Kapitel 25.

POS:

Sie liefen schnell, hielten sich abseits der gepflasterten Straßen und je näher sie der Stadt kamen, desto vorsichtiger bewegten sie sich durch das Unterholz.

Kurz vor der Stadtmauer blieben sie stehen und beobachteten im Schutz der Bäume, das geschäftige Treiben am Eingangstor.

Sie wussten, dass dies eine eher mittelalterlich Dimension war, doch wussten sie bis dato nicht, wer alles hier lebte.

So staunten sie nicht schlecht, als sie nicht nur normale Menschen sondern auch Mischwesen, wie z.B Mensch Tier und groß Tierwesen, wie große Wölfe, am Tor ein und aus gehen sahen.

„Wo in der Stadt müssen wir eigentlich genau hin?" fragte Rie und Lúcca zog noch einmal die Streunerkarte hervor und entfaltete sie.

Er tippte das Symbol der Stadt an und sofort veränderte sich die Karte und war nun ein Stadtplan von Mis'tare.

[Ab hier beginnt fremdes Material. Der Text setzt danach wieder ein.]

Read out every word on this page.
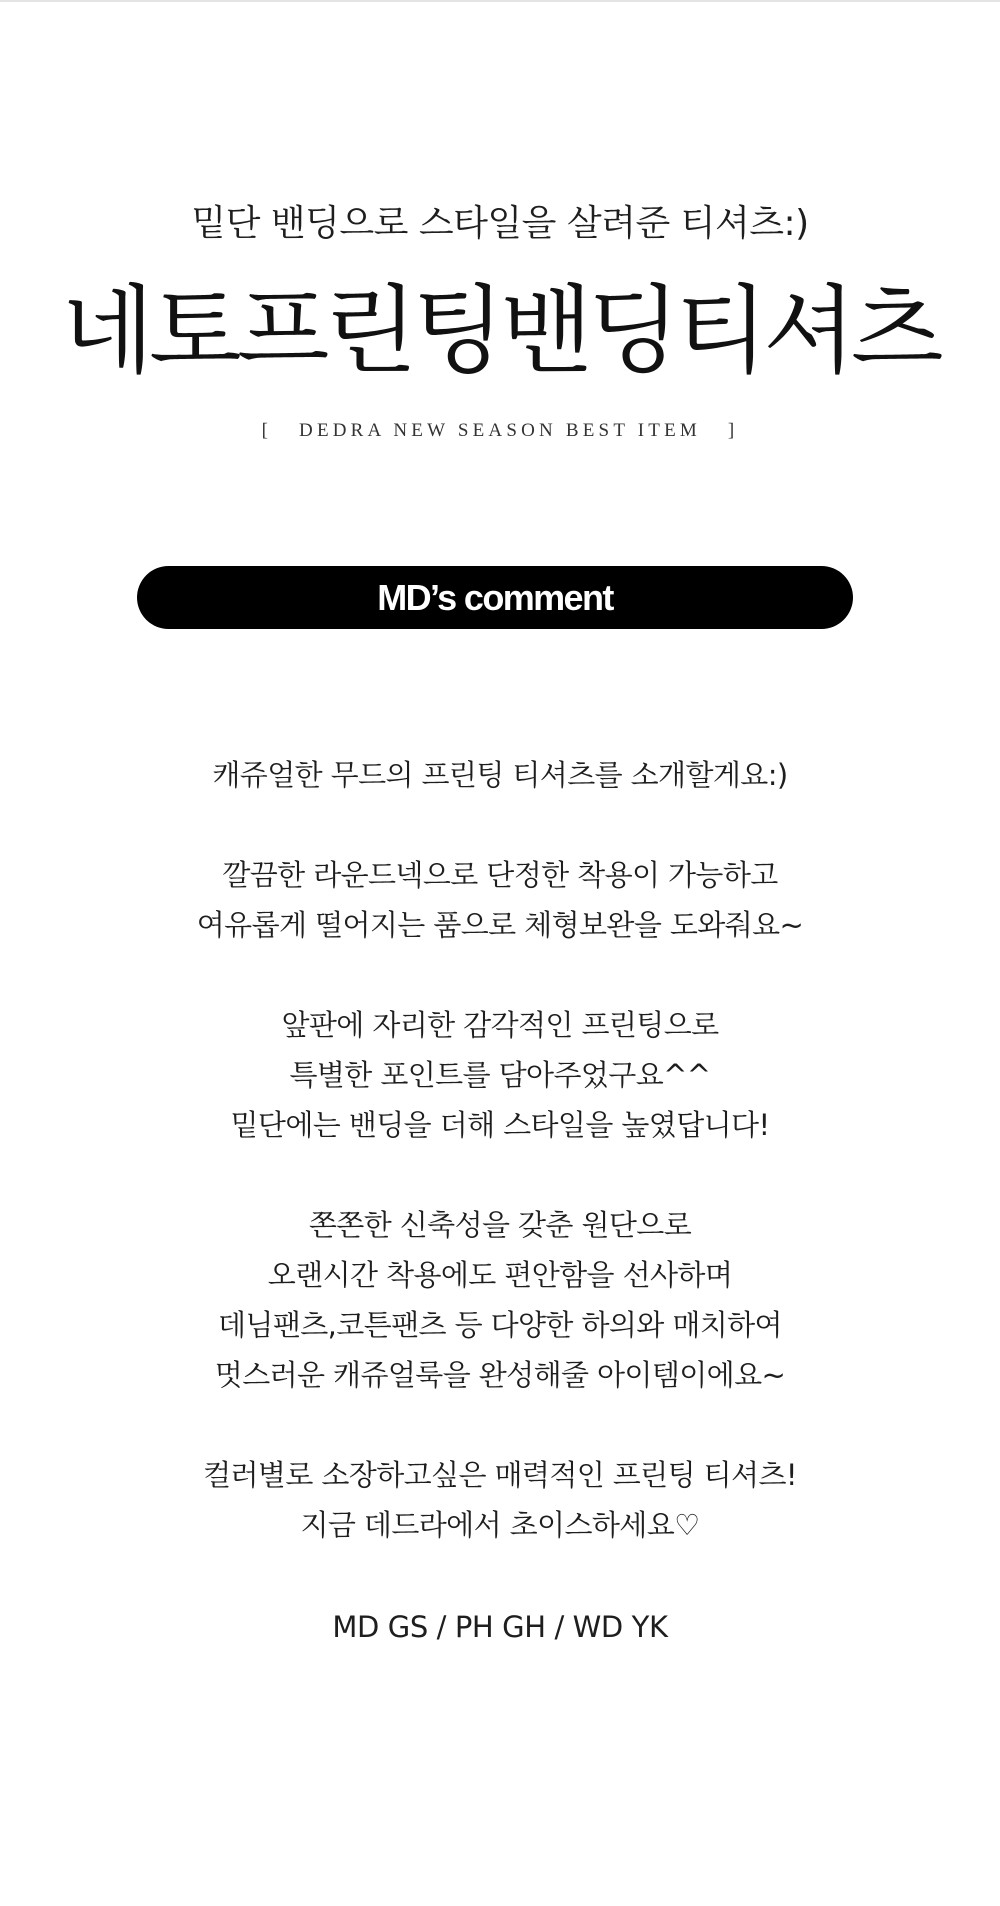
밑단 밴딩으로 스타일을 살려준 티셔츠:)
네토프린팅밴딩티셔츠
[   DEDRA NEW SEASON BEST ITEM   ]
MD’s comment
캐쥬얼한 무드의 프린팅 티셔츠를 소개할게요:)
깔끔한 라운드넥으로 단정한 착용이 가능하고
여유롭게 떨어지는 품으로 체형보완을 도와줘요~
앞판에 자리한 감각적인 프린팅으로
특별한 포인트를 담아주었구요^^
밑단에는 밴딩을 더해 스타일을 높였답니다!
쫀쫀한 신축성을 갖춘 원단으로
오랜시간 착용에도 편안함을 선사하며
데님팬츠,코튼팬츠 등 다양한 하의와 매치하여
멋스러운 캐쥬얼룩을 완성해줄 아이템이에요~
컬러별로 소장하고싶은 매력적인 프린팅 티셔츠!
지금 데드라에서 초이스하세요♡
MD GS / PH GH / WD YK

„Wir müssen zum Rathaus, das ist genau im Zentrum. Heißt also, wenn wir drin sind immer gerade aus." sagte er und packte die Karte weg.

Sie nickten sich noch Mal zu und schlossen die Augen. Als sie sie wieder öffneten, standen nunmehr kein junger Mann und eine junge Frau, mehr in dem Waldstück, sondern ein großer, schwarzer Wolf mit silbernen Augen und eine zierliche Samt schwarze Katze mit leuchtend grünen Augen.

Sie sahen sich an und unterhielten sich in Gedanken.

Die Katze setzte sich. „Wie war das mit 'unauffällig'?"  frotzelte Rie und betrachtete den Wolf, der vor ihr stand skeptisch.

Der Wolf wiederum legte nur den Kopf etwas seitlich. „Ich finde Wölfe toll, ja. Es können ja nicht alle Leute so niedlich sein, wie du. Mieze! Außerdem muss ja jemand auf das Kätzchen acht geben."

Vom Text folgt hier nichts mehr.